The only good thing about this movie is Joe Anderson. I was riveted to his performance. I thought he might be British so I looked him up. I was correct. Here is an actor who really sunk his teeth into his character. I doubt Mr. Anderson will ever use the same facial expressions he used in Hangman, again. Kudos, Mr. Anderson! Too bad we only see you for a few minutes.
Lastly, Hangman lacks a rousing climax and denouement.
Hangman will definitely be a waste of your time. So skip it.
Instead, if you like crime drama, feast your eyes on a classic: Diabolique (1955) Black and white with English subtitles.
Nothing beats Mary Shelley's story. Nothing. However, that doesn't mean a writer shouldn't try to write his/her own adaptation.
In this adaptation, we have an interesting change of events and characters.
We have Victor Frankenstein (McAvoy) rescuing Igor (Radcliffe), a circus hunchback and self-taught doctor and transforming him into his medical partner. We have a Scotland Yard detective hot on the duo's tails. We have not one, but two monsters. We have several typical formulas (perhaps too many) already seen in other movies. We have too many conflicts muddying the story, and we don't have Shelley's message... Or any message at all.
Both McAvoy and Radcliffe have created interesting characters, but never really take us deeper. Even when we learn that the untimely death of Victor's brother is what turns him into a "mad scientist".

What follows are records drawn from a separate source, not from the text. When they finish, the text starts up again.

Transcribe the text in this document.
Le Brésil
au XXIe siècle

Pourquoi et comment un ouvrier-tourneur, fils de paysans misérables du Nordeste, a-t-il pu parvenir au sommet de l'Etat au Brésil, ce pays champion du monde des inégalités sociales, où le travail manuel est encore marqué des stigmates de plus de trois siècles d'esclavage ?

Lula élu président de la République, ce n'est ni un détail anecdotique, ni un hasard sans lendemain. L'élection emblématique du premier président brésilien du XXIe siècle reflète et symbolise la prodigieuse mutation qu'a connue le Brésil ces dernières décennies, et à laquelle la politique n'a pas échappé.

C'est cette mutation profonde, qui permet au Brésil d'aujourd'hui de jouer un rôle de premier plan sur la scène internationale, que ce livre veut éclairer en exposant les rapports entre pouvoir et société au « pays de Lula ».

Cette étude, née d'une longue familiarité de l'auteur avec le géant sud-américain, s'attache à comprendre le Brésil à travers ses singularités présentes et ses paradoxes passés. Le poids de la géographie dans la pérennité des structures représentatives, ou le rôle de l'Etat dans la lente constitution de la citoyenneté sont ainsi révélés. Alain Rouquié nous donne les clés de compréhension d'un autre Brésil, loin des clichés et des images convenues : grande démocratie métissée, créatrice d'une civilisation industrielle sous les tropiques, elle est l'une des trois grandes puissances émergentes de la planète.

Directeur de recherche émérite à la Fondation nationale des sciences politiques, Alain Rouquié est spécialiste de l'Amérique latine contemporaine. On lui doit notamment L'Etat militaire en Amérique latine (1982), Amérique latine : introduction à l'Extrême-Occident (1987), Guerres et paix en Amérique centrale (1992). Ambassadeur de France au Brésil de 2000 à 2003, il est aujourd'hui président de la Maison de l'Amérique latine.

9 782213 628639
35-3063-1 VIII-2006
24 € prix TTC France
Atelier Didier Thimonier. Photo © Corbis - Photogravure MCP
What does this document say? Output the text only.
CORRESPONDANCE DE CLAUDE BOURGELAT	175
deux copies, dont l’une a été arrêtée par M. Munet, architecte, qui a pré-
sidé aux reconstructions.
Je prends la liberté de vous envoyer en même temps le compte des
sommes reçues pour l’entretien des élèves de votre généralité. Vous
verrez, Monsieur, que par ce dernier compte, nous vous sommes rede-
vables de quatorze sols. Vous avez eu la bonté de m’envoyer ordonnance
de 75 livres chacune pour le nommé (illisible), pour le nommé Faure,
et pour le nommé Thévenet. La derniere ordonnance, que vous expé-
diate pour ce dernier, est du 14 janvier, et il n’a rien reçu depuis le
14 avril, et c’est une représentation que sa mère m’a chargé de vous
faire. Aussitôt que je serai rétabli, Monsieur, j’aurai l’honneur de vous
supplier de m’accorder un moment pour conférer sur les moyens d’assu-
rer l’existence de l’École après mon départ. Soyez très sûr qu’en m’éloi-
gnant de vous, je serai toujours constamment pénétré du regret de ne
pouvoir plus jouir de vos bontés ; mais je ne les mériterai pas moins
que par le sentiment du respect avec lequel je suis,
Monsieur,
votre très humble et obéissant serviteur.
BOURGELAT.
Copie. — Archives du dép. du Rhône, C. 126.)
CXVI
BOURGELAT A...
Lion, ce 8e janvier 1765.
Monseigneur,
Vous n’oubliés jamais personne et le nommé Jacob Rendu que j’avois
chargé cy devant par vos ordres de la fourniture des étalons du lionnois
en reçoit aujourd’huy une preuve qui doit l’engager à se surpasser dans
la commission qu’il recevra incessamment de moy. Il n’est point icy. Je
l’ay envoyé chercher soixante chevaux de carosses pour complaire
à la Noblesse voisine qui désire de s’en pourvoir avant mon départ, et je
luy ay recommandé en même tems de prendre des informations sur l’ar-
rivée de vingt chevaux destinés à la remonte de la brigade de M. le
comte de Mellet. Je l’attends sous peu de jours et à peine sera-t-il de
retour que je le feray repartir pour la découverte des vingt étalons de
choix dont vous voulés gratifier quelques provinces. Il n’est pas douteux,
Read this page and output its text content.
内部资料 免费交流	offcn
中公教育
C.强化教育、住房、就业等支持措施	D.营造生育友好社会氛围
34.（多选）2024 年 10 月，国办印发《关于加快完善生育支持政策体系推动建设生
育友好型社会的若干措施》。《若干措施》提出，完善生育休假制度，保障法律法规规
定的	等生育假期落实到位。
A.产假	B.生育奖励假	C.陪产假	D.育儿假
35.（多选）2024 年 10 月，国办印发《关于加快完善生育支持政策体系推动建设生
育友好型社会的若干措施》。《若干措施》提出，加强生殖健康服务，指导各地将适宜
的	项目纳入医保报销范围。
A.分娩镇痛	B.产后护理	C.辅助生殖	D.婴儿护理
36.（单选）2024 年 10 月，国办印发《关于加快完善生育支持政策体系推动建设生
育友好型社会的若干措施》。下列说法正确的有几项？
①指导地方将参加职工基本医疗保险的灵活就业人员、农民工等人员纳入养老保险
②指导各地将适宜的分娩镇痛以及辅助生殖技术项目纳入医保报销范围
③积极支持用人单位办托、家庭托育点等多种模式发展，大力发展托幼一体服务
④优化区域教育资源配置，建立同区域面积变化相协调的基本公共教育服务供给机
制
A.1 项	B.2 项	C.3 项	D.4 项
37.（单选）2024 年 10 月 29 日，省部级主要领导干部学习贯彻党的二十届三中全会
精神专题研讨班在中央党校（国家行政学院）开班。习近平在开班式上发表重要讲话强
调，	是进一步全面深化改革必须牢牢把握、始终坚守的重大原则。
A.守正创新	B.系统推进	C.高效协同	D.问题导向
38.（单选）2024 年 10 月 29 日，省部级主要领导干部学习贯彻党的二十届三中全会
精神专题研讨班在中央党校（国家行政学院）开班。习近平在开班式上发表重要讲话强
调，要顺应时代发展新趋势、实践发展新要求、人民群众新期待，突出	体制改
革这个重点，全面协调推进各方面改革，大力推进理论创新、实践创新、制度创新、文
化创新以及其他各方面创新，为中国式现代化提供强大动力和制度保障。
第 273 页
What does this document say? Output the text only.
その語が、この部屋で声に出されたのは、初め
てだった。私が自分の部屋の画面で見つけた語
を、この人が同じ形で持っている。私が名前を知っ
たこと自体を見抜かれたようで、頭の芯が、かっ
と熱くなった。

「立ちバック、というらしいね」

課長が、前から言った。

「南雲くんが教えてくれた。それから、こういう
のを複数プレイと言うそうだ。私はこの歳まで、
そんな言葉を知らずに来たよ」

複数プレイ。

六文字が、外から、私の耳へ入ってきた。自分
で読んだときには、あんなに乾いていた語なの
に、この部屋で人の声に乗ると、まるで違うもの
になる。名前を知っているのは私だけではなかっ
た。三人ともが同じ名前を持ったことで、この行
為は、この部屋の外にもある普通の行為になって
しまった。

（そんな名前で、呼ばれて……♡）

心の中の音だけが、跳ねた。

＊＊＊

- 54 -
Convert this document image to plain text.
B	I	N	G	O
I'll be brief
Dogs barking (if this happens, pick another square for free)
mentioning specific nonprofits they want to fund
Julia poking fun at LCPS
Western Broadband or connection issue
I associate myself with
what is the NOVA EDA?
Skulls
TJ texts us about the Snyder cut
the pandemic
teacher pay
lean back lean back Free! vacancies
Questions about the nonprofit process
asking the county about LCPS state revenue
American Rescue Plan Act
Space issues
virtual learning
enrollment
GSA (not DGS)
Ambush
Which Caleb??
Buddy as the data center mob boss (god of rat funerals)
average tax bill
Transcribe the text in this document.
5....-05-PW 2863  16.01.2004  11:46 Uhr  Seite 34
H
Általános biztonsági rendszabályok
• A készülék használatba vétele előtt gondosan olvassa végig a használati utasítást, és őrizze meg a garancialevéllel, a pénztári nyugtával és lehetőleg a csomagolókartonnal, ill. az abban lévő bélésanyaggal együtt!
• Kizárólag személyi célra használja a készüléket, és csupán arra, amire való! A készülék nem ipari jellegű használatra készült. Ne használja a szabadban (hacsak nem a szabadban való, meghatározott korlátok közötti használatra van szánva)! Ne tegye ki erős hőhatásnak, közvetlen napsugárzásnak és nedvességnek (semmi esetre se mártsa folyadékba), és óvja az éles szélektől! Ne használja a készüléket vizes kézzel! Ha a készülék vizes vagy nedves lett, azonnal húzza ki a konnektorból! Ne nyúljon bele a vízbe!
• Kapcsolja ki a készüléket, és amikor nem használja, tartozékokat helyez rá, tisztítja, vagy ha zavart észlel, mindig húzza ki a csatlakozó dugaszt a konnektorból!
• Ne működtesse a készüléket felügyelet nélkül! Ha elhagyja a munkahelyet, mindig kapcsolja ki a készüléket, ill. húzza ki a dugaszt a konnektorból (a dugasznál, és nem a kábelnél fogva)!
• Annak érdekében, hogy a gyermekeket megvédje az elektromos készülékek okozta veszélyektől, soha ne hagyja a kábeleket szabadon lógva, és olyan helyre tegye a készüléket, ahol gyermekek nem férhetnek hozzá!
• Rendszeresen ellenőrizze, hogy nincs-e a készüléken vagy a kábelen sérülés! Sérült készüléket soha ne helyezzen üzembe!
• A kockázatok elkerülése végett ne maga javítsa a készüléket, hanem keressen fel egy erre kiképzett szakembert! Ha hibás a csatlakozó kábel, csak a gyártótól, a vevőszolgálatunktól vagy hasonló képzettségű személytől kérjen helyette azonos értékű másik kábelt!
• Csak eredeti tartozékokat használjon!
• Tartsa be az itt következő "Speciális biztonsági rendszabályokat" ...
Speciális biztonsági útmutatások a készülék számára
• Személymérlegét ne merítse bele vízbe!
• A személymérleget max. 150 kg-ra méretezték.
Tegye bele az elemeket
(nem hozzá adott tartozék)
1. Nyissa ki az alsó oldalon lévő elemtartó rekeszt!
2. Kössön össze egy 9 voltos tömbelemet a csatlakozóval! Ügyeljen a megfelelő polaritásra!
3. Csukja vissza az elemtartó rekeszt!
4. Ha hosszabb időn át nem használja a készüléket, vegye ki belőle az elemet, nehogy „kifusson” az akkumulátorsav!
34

Charles Dance, as father Frankenstein, is riveting. Unfortunately, he only has a few lines. He should have been used as the antagonist instead of the religious detective who is on Frankenstein's heels throughout the story. Who can relate to a religious zealot detective these days? Especially, when the writer doesn't give us any back story other than his wife is dead. On the flip side, most everyone can relate to father/son squabbles.
The CGI sets, costumes, and props in Victor Frankenstein are colorful and full of rich detail. However, dazzling us with fake backgrounds and antique-looking objects doesn't help to elevate this story to Shelley's masterpiece novel. And neither does the adaptation. Read Mary Shelley's book. It's a masterpiece with a message that will live on forever.